Аррелий хохотнул и понимающе кивнул, глядя Хорругу в глаза.
– О, да, я помню этот твой взгляд. Ты становишься просто одержимым, дружище, когда кто-то посягает на твой клинок. Я пойду с тобой.
– С чего вдруг? – недовольно спросил Хорруг.
– Чтоб ты знал, Ния и с меня взяла клятву, что я не дам тебе пропасть в походе. Арамеи тоже умеют держать слово. Ния ждет тебя, друг, я не могу вернуться домой без тебя.

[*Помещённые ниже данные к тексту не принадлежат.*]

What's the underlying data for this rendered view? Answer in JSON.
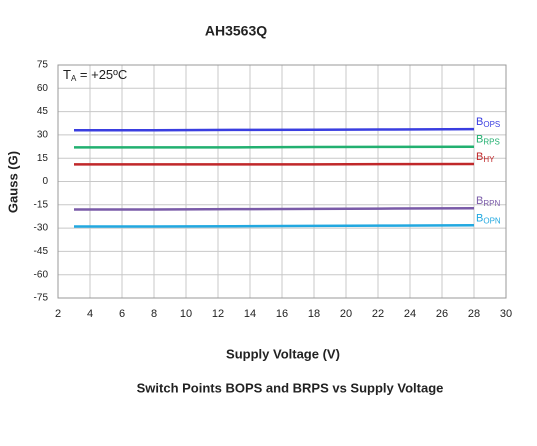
{
  "chart_data": {
    "type": "line",
    "title": "AH3563Q",
    "annotation": "TA = +25ºC",
    "x_label": "Supply Voltage (V)",
    "y_label": "Gauss (G)",
    "caption": "Switch Points BOPS and BRPS vs Supply Voltage",
    "x": [
      3,
      8,
      13,
      18,
      23,
      28
    ],
    "series": [
      {
        "name": "BOPS",
        "color": "#3a3ee0",
        "values": [
          33,
          33,
          33.2,
          33.3,
          33.5,
          33.7
        ]
      },
      {
        "name": "BRPS",
        "color": "#22b070",
        "values": [
          22,
          22,
          22,
          22.2,
          22.3,
          22.4
        ]
      },
      {
        "name": "BHY",
        "color": "#c0282a",
        "values": [
          11,
          11,
          11,
          11,
          11.2,
          11.3
        ]
      },
      {
        "name": "BRPN",
        "color": "#7a5ba8",
        "values": [
          -18,
          -18,
          -17.8,
          -17.6,
          -17.4,
          -17.2
        ]
      },
      {
        "name": "BOPN",
        "color": "#22a8e0",
        "values": [
          -29,
          -29,
          -28.8,
          -28.6,
          -28.4,
          -28.2
        ]
      }
    ],
    "xlim": [
      2,
      30
    ],
    "xticks": [
      2,
      4,
      6,
      8,
      10,
      12,
      14,
      16,
      18,
      20,
      22,
      24,
      26,
      28,
      30
    ],
    "ylim": [
      -75,
      75
    ],
    "yticks": [
      -75,
      -60,
      -45,
      -30,
      -15,
      0,
      15,
      30,
      45,
      60,
      75
    ],
    "grid": true
  }
}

– И я с вами, – произнес Тороний. – Не вздумай возражать, парень. Ты спас меня, а я не привык долго оставаться в должниках.
– Я с тобой, отец! – горячо воскликнул Демилий.
– А ты отправишься домой к матери! – рявкнул Тороний.
– Без тебя я домой не вернусь, – решительно сказал юноша.
– Выпорю!
– Все равно пойду с тобой!
Перепалку отца с сыном прервал Килоний.
– Делайте, что хотите, но знайте, я не приду за вами снова, – предупредил он.
– Меня это не пугает, – мрачно ответил Хорруг.
Он повернулся и, прихрамывая, зашагал прочь.
– Меня тоже, – беспечно поддержал друга Аррелий.
Он бесцеремонно забросил Минессис в седло, взял гиппариона за повод и повел коня вслед за Хорругом.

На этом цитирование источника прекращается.